Inspiration

We were inspired by sites like https://thispersondoesnotexist.com/ and decided to do a hack for social good and for education. We found that coming up with a project idea is sometimes a high barrier to entry for taking part in a hackathon. We sought to eliminate this by creating a project to generate hackathon project ideas. It even lets you filter to only show projects that are predicted to win. This is with the aim of helping more people take part in hackathons and learn valuable skills from them.

What it does

Our site https://postdev.tech/ shows the most recently generated project ideas. Every hour a github action runs that generates new projects using our finetuned gpt2 model, these are then deployed to the github pages site.

How we built it

Our project uses data scraped from devpost’s most popular projects. We used aitextgen, a gpt2 library for training our model and producing sample projects. Using 15,000 devpost submissions, we fine-tuned the model to produce similar ones. For each project we generate a title, tagline, number of likes, and number of comments.

Rather than a traditional backend, we use a funky custom Github action to periodically run a python script to generate new submissions with this model and convert them into a json file. The action also downloads images from pixabay using the project title as a prompt. The action then copies this generated content into the site folder and then publishes this on Github pages.

Challenges we ran into

The model was overfit after we had finished training as some of its output borrowed exactly from the training data. More iterations/training data could have fixed this but we’ve only just delved into using AI textgen and the google collab free tier limits the amount of time you have with training. It was the best we could do and the model does provide a lot of unique project entries.

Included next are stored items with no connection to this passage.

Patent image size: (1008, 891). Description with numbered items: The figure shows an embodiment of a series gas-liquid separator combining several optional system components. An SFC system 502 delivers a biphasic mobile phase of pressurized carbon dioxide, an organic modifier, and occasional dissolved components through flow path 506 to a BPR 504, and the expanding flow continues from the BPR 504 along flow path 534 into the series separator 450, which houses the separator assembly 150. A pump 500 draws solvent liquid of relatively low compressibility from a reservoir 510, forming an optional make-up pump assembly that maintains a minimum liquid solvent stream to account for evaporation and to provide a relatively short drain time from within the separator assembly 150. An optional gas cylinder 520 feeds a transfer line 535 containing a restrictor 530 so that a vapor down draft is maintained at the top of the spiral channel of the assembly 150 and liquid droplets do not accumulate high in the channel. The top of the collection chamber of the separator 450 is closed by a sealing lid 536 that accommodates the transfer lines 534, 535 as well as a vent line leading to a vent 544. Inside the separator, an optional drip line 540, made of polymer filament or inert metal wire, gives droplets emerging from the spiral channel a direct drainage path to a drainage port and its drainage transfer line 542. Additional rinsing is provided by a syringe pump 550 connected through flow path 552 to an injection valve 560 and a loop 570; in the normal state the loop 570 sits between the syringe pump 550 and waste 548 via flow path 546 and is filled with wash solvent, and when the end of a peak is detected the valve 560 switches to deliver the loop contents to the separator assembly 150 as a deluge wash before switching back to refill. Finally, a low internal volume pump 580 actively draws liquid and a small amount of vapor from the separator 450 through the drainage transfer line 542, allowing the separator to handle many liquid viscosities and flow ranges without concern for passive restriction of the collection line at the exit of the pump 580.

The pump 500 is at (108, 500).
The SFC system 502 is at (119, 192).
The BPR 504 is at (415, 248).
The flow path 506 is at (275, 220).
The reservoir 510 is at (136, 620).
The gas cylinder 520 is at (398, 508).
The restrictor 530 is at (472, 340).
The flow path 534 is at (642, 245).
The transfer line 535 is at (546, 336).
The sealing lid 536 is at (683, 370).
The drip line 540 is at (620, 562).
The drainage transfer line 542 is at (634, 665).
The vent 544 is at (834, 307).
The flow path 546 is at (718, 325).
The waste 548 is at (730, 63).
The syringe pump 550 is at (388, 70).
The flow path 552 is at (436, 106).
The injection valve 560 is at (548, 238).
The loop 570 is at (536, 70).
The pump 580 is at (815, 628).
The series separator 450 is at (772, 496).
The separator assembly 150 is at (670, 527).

Accomplishments that we're proud of

Creative use of github actions to eliminate the need for a backend. This enables us to use github for all aspects of the project. We also made extensive use of github actions build artifacts to help with debugging. We also used some of the more advanced features of github such as repository secrets in order to prevent leaking our api keys.

We think that the website looks like a cool darkmode version of devpost.

What we learned

We learned how to train aitextgen, online, with google collab and produce various models, some good, some a little worse.

In addition to that, we learned how to use GitHub actions in our pursuit to generate static content for the website (with custom domain) to serve with Github pages.

We also spent time learning about good practices for pull requests and making use of the code reviews feature of github.

What's next for postdev

Figure out how to refine the model further. Use more training data, we were limited by time here and our free gpu hours on google colab. This would improve the quality of predictions. Some of the lines generated by the model are validated by regex and are thrown away, which wastes time, and the model was also a little overfit.